2005 Salt Lake City Annual Meeting (October 16–19, 2005)

Paper No. 2
Presentation Time: 8:30 AM


DONOVAN, Stephen K., Department of Palaeontology, National Natuurhistorisch Museum, Darwinweg 2, Postbus 9517, Leiden, NL-2300 RA, LEWIS, David N., Department of Palaeontology, The Natural History Museum, Cromwell Road, London, SW7 5BD, England, FEARNHEAD, Fiona E., School of Earth Sciences, Birkbeck College, University of London, Malet Street, Bloomsbury, London, WC1E 7HX, England and WIDDISON, Rosanne E., 15, Manor Close, Notton, Wakefield, West Yorkshire, WF4 2NH, donovan@naturalis.nnm.nl

After the Lower Carboniferous, the greatest diversity of crinoids in the Paleozoic of the British Isles is undoubtedly in the Silurian, yet the only comprehensive account of this fauna remains unpublished. W.H.C. Ramsbottom, better known for his work on Carboniferous stratigraphy, studied the Ordovician and Silurian crinoids of the British Isles for his Ph.D. (University of London, 1954). His monograph of the Ordovician crinoids appeared in 1961, yet only a fraction of his Silurian work was published as separate papers during the 1950s and early 1960s. The lack of a single monographic reference or comprehensive field guide to the Silurian crinoids is the most obvious gap in the literature of the British and Irish echinoderms.
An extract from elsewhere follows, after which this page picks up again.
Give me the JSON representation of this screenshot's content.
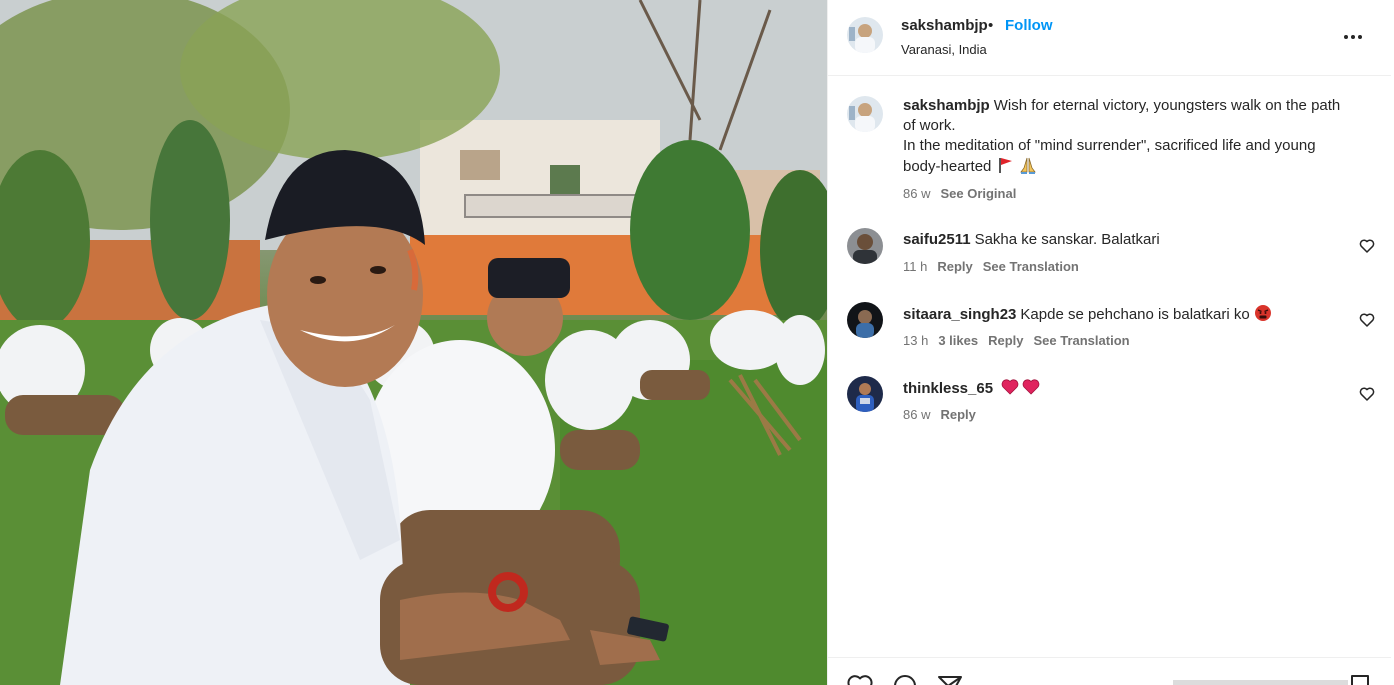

More recent studies have filled in some of the ‘gaps' in Ramsbottom's data and re-examined some of his systematic studies. Most particularly, the Llandovery crinoids, and their recovery after the end Ordovician extinction, have received renewed attention, such as those from the Rhuddanian of southwest Wales and Brower's description of the Telychian fauna from the Pentland Hills. There are still well-preserved specimens in museums awaiting adequate description and new specimens are being discovered in the field, yet perhaps the greatest untapped potential lies in the undescribed accumulations of disarticulated ossicles (F.E.F., research in progress).

The diverse and justly famous crinoids of the Much Wenlock Limestone Formation of the Dudley area were described mainly during the 19th and early 20th century, yet there is no comprehensive guide to this fauna. However, R.E.W. has revised most groups (excluding disparids) for her Ph.D. (University of Birmingham, 2001), which is awaiting publication. Although Ramsbottom did publish an account of the Ludlow crinoids, this failed to include description of locally abundant Scyphocrinites accumulations.

We consider two developments desirable. S.K.D. and D.N.L. have written a pocket guide to the British Silurian Echinodermata (although we still have to find a publisher!). However, a monographic study is a must and remains the long term goal of the authors, building on the legacy of Ramsbottom's original study.